Darn right it is! Commit to placing one article every other month for a client, along with some other things – press releases, managing Google campaigns, helping with Search Engine Optimization, writing a white paper, putting together postcard mailers, writing their e-zine – and you’ve got a recipe for replacing most of your income with a monthly retainer. You’re a real, bona fide marketing consultant.

You don’t have to show up at an office every day, and they don’t have to pay full salary with medical insurance for a guy who’s walking in their office chewing up their time every day.

With two clients like this, I was making more money than I made at my job, and it didn’t take 40 hours a week either. I could spend the rest of my time developing products, promoting myself, working my contacts.


The Power of Celebrity – Even a Little Tiny Bit of It

March 23, 2009

The fact that I had a tiny but legitimate amount of celebrity attached to my name (credibility would be a better word, actually) made me a safe bet by default instead of an unknown quantity, which is what most consultants and job applicants are. The ‘obvious expert’ as they say.

But here’s the more important thing: I had relationships with all these trade magazine editors. I could write and place articles of completely different topics too, and I figured out a formula for doing that.

(My Marketing System In A Box, www.perrymarshall.com/inabox.htm describes how this game is played, in exhaustive detail.) When I left the company, those relationships came with me. They didn’t care about my company, what mattered to them is I knew what they want from a contributor. Two of those magazines, IPPT and Sensors Magazine, put me on their editorial advisory board.
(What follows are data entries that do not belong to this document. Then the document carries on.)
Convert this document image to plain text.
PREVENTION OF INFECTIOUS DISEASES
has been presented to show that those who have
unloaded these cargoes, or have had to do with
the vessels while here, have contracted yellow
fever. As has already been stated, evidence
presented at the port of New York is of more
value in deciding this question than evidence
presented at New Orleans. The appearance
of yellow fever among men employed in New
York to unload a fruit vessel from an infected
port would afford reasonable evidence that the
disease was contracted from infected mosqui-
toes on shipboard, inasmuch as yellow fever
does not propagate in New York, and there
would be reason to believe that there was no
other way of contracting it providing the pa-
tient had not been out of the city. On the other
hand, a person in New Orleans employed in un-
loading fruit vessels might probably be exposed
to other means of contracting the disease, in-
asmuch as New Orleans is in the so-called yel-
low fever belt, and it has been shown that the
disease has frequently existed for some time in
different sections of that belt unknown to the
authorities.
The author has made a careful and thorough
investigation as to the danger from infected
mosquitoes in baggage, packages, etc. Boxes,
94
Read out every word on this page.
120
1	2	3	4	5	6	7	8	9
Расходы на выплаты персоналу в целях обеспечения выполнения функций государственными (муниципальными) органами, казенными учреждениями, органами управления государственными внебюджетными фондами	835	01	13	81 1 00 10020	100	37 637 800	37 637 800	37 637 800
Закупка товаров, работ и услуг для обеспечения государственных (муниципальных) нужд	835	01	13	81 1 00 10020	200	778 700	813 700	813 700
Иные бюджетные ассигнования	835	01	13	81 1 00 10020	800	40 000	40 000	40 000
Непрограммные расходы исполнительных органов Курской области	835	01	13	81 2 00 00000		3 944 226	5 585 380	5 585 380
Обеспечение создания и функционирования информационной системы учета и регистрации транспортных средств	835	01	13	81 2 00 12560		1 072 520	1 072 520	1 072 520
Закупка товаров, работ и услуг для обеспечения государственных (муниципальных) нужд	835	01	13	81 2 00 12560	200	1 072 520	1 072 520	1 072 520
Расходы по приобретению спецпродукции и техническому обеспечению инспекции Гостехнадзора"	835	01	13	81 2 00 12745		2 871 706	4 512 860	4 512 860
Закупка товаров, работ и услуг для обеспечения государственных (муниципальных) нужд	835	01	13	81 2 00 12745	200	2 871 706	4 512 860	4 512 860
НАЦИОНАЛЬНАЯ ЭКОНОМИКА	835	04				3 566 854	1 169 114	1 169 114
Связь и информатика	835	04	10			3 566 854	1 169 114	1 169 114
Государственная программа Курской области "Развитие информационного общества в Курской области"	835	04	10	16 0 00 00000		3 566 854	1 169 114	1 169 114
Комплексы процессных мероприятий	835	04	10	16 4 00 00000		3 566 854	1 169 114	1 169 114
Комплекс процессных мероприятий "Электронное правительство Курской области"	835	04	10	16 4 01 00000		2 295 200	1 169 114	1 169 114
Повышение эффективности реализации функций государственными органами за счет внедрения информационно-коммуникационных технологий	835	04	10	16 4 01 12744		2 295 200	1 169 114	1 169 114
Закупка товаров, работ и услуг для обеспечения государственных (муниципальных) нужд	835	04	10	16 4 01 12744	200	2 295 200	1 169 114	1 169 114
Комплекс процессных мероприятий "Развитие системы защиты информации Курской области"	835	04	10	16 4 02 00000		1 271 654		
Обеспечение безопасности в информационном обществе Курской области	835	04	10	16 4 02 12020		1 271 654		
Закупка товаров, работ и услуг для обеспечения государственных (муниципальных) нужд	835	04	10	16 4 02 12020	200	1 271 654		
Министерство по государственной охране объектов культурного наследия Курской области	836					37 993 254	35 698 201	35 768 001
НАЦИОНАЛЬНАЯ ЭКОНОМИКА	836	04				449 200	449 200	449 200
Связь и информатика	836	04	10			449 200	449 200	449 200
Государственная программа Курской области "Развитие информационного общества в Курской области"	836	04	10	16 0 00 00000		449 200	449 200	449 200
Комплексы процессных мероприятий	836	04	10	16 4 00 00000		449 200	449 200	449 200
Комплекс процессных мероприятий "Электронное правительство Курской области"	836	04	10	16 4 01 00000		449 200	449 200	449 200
“So How Do You Write Dozens Of Magazine Articles if They’re All About The Same Thing?”

March 22, 2009

It doesn’t take genius to recognize that industrial networking is a pretty narrow, and possibly dull, topic. How do you write dozens and dozens of magazine articles about that?

Like this:

Peas porridge hot,

Peas porridge cold,

Peas porridge in the pot

Nine days old.

Some like it hot,

Some like it cold,

Some like it in the pot

Nine days old.

If all you’ve got is Peas Porridge, then you serve it up in every imaginable way possible. You serve it with bread. You serve it with pudding. You serve it with spinach salad and raspberry vinaigrette salad dressing. You serve it in great big giant bowls. You serve it in little teacups. You serve it with pasta. You serve an Atkins Diet version with buttered steak and bacon with cashews on top.

So I go to this trade show, National Manufacturing Week. My mission is to book articles with every editor of every trade magazine that I possibly can. A trade show is a great place to do that. You show them some you’ve written for other editors, you ask them about your editorial calendar, and you come up with a hook that resonates with their particular audience.

Between walking the show and holding a small press conference, I booked something like 20 or 30 magazine articles with over a dozen different editors. It averaged out to two or three a month. For the remainder of the year, you could not pick up an industrial trade magazine and not find us somewhere.

Our tiny company was starting to be the mouse that roared. We were all over the place. In a few instances, we got on the front cover.

Oh, and here’s the kicker: My name was on most of those articles. I was the author. Which made me the expert, as far as all these magazines and editors were concerned.

I’d get phone calls from my friends: “Is this the world-famous Perry?” That was always good for a chuckle, but the fact was, in my teeny tiny corner of the world, I was becoming well known. ISA, the largest publisher in that industry, approached me about writing a book on Industrial Ethernet, which was one of the hottest topics in the business. I knew I’d never make much money from the book (I think I’ve made maybe five grand from the whole thing and it was a TON of work) but it was the very first book out on the subject. It pays to be first.